I have added simple pic for clarity. Pin boards would be the 20" dimension. The 10" and 8" shown would be the Tails. Thanks in advance.


----------



## DesertRatTom (Jul 3, 2012)

Don't have that jig, but it seems to me that if you edge glue up the 8 and 10 inch boards, you will have an 18 inch wide boad, which when cut to length, can simply be rotated as you assemble the case. So I'd glue up the boards, then cut and create the joint you're going to use on the corners. 

This is the kind of case that probably should have at least box joints. Once filled with tools, this thing is going to be very heavy, and expansion and contraction is also going to affect it, particularly if the owner lives in a changeable climate, especially if the box will be stored outside.

With that in mind, I'd probably be very practical and make it from plywood.


----------



## vwalla (Sep 5, 2018)

DesertRatTom, thanks for your input. I have to make this for a museum here in Texas (San Felipe de Austin), so it has to be out of nature wood (no plywood), but it wont be loaded full of tools, but just as a display piece. I think making sure all my joints are offset on each board will ensure strength on the sides, plus some battens on the inside. 

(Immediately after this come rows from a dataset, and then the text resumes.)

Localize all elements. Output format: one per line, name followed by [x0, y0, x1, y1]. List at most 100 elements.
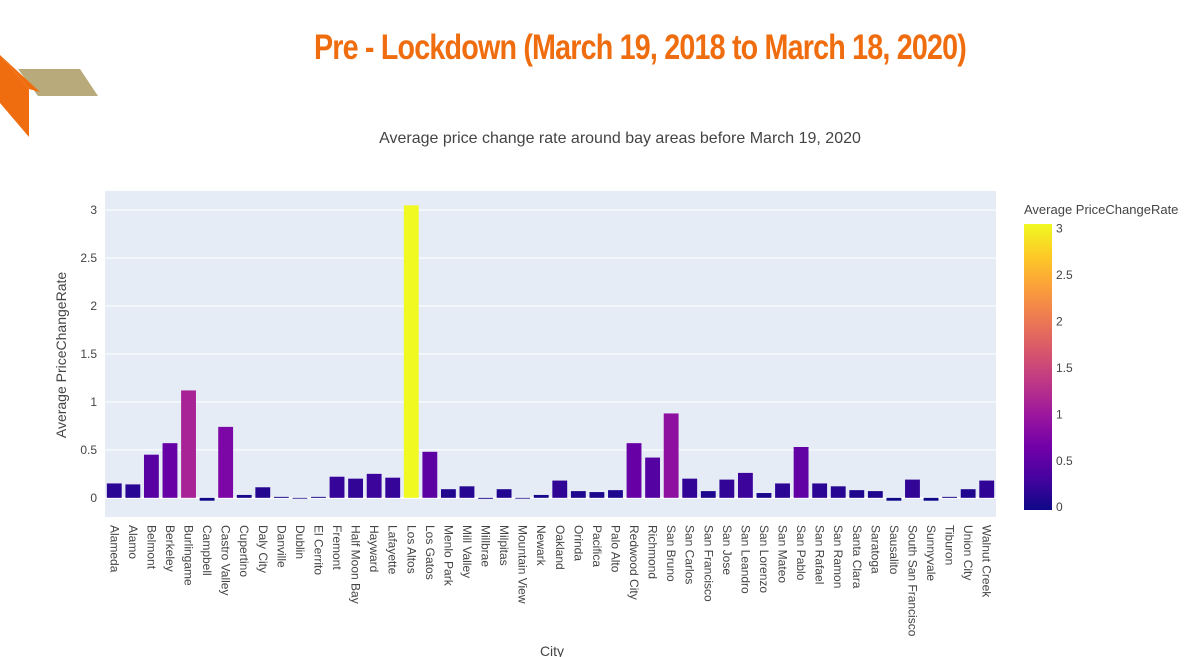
colorbar-tick-label: 0.5 — [1056, 454, 1073, 468]
bar[interactable] — [533, 494, 549, 498]
bar[interactable] — [979, 480, 995, 498]
colorbar-tick-label: 3 — [1056, 222, 1063, 236]
x-tick-label: Richmond — [646, 525, 660, 579]
bar[interactable] — [682, 478, 698, 498]
x-tick-label: San Ramon — [831, 525, 845, 588]
bar[interactable] — [552, 480, 568, 498]
bar[interactable] — [422, 451, 438, 498]
bar[interactable] — [570, 491, 586, 498]
bar[interactable] — [459, 486, 475, 498]
x-tick-label: San Leandro — [738, 525, 752, 594]
bar[interactable] — [385, 477, 401, 498]
x-tick-label: San Jose — [720, 525, 734, 575]
colorbar-ticks: 0 0.5 1 1.5 2 2.5 3 — [1056, 222, 1073, 515]
x-tick-label: San Mateo — [776, 525, 790, 583]
colorbar-tick-label: 2.5 — [1056, 268, 1073, 282]
chart-title: Average price change rate around bay are… — [379, 130, 861, 147]
x-tick-label: Saratoga — [868, 525, 882, 574]
x-tick-label: Belmont — [144, 525, 158, 570]
bar[interactable] — [496, 489, 512, 498]
bar[interactable] — [199, 497, 215, 501]
bar[interactable] — [143, 454, 159, 498]
x-tick-label: Palo Alto — [608, 525, 622, 573]
x-tick-label: Alameda — [107, 525, 121, 573]
x-tick-label: Walnut Creek — [980, 525, 994, 598]
x-tick-label: South San Francisco — [905, 525, 919, 637]
bar[interactable] — [960, 489, 976, 498]
bar[interactable] — [608, 490, 623, 498]
x-tick-label: Mill Valley — [460, 525, 474, 578]
colorbar-tick-label: 0 — [1056, 500, 1063, 514]
bar[interactable] — [515, 497, 531, 499]
x-tick-label: Half Moon Bay — [349, 525, 363, 604]
x-tick-label: Daly City — [256, 525, 270, 573]
bar[interactable] — [663, 413, 679, 498]
y-axis-ticks: 0 0.5 1 1.5 2 2.5 3 — [80, 203, 97, 505]
x-tick-label: Alamo — [126, 525, 140, 559]
bar[interactable] — [737, 472, 753, 498]
gridlines — [105, 209, 996, 499]
y-tick-label: 0 — [90, 491, 97, 505]
x-axis-label: City — [540, 643, 564, 657]
bar[interactable] — [478, 497, 493, 499]
x-tick-label: Sausalito — [887, 525, 901, 575]
slide-corner-decoration — [0, 55, 98, 137]
x-tick-label: Oakland — [553, 525, 567, 570]
slide-title: Pre - Lockdown (March 19, 2018 to March … — [313, 28, 967, 67]
x-tick-label: Newark — [534, 525, 548, 567]
x-tick-label: Orinda — [571, 525, 585, 561]
bar[interactable] — [218, 426, 234, 498]
x-tick-label: Los Gatos — [423, 525, 437, 580]
bar[interactable] — [793, 447, 809, 498]
colorbar-title: Average PriceChangeRate — [1024, 202, 1178, 217]
y-tick-label: 3 — [90, 203, 97, 217]
x-tick-label: Tiburon — [943, 525, 957, 565]
x-tick-label: Menlo Park — [441, 525, 455, 587]
bar[interactable] — [311, 496, 326, 498]
x-tick-label: Berkeley — [163, 525, 177, 572]
x-tick-label: San Rafael — [813, 525, 827, 584]
x-tick-label: Fremont — [330, 525, 344, 570]
y-axis-label: Average PriceChangeRate — [53, 272, 69, 439]
bar[interactable] — [403, 205, 419, 498]
x-tick-label: San Bruno — [664, 525, 678, 582]
bar[interactable] — [645, 457, 661, 498]
bar[interactable] — [348, 478, 364, 498]
bar[interactable] — [440, 489, 456, 498]
bar[interactable] — [181, 390, 196, 498]
x-tick-label: Dublin — [293, 525, 307, 559]
x-tick-label: Burlingame — [182, 525, 196, 586]
bar[interactable] — [886, 497, 902, 501]
tan-parallelogram-shape — [18, 69, 98, 96]
y-tick-label: 2 — [90, 299, 97, 313]
bar[interactable] — [905, 479, 920, 498]
x-tick-label: San Pablo — [794, 525, 808, 581]
bar[interactable] — [756, 493, 772, 498]
bar[interactable] — [775, 483, 790, 498]
y-tick-label: 2.5 — [80, 251, 97, 265]
bar[interactable] — [162, 443, 178, 498]
bar[interactable] — [366, 473, 382, 498]
bar[interactable] — [719, 479, 735, 498]
colorbar — [1024, 224, 1052, 510]
bar[interactable] — [125, 484, 141, 498]
bar[interactable] — [106, 483, 122, 498]
bar[interactable] — [236, 494, 252, 498]
bar[interactable] — [292, 497, 308, 499]
bar[interactable] — [849, 490, 865, 498]
bar[interactable] — [700, 491, 716, 498]
bar[interactable] — [273, 496, 289, 498]
x-tick-label: Milpitas — [497, 525, 511, 566]
bars[interactable] — [106, 205, 995, 501]
bar[interactable] — [830, 486, 846, 498]
bar[interactable] — [812, 483, 828, 498]
x-tick-label: Union City — [961, 525, 975, 580]
bar[interactable] — [329, 476, 345, 498]
bar[interactable] — [942, 496, 958, 498]
bar[interactable] — [626, 443, 642, 498]
bar[interactable] — [589, 492, 605, 498]
bar[interactable] — [255, 487, 271, 498]
x-tick-label: Castro Valley — [219, 525, 233, 595]
bar[interactable] — [923, 497, 939, 501]
bar[interactable] — [867, 491, 883, 498]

I feel more comfortable now in the direction I need to go. Thanks again!


----------



## DesertRatTom (Jul 3, 2012)

Thanks for the further information. In that case, you don't really need to make a complex joint, just make sure the end cuts are absolutely square (90 degrees). You know that every woodworker who passes by will be looking at your corner joints, so I'd suggest you use a joint that lets them see the end grain so they know it's solid wood.

Are you thinking of using some sort of antique type of finish? Will it be a display of older tools? A new looking box might not look right with old tools.


----------



## vwalla (Sep 5, 2018)

I'm going to use dovetail joins, as the provide example. The tools will be replicas, so they will look new. My client wanted this to be build as it would have looked in the 1800's (no aging). Makes my job easier 

He is creating an area where people can interact with the items, but since they can't touch the real ones, he is having me make replicas (musket crate, rough tool chest, this tool chest, compass case, and Stephen F. Austin's field desk.


----------



## vwalla (Sep 5, 2018)

Couple of items I made for him (Austin's desk and the compass cases).


----------



## DesertRatTom (Jul 3, 2012)

That is really nice work!


----------



## vwalla (Sep 5, 2018)

Thanks!


----------



## old55 (Aug 11, 2013)

Welcome to the forum.


----------



## hawkeye10 (Jul 28, 2015)

WOW!!! That is some kind of woodworking. I love it. What wood are you using?


----------



## TwoSkies57 (Feb 23, 2009)

@vwalla

With a Porter Cable dovetail jig you will identify each panel in relationship to the box itself. A quick look at the Leigh process, its pretty much the same. Leigh is known for having one of the if not the most thorough users guides on the market. Looking at the examples you posted, Shouldn't be any problems for you. If this is your first go round with the jig, do a few practice boards, just to get the feel for it. 

Given the holding power of modern glues, offsetting the boards isn't really necessary, but I personally like the look. If its period correct, then by all means go with an offset.

If the intent is to duplicate a period looking piece, you might want to consider roughing up the joinery just a tad. Dovetail jigs will give you darn near perfect looking pins and tails. A little ding here, gap there will add to the authenticity. 

BTW.... love the walnut compass case... very nicely done


----------



## TenGees (Sep 12, 2012)

Very impressive work, vwalla.


----------



## vwalla (Sep 5, 2018)

old55 said:


> Welcome to the forum.


Thanks!


----------



## vwalla (Sep 5, 2018)

Thank you all for the advice and the compliments. Besides the walnut case, the wood is southern yellow pine for Austin desk and the other compass case is sugar pine. Had to make a lot of templates for that walnut case


----------



## papasombre (Sep 22, 2011)

Hi, VWalla.
Those pictures, especially the compass cases, reveal a very dedicated passion for woodworking.Thanks a lot for share that with us.
BTW, Welcome to the forum.


----------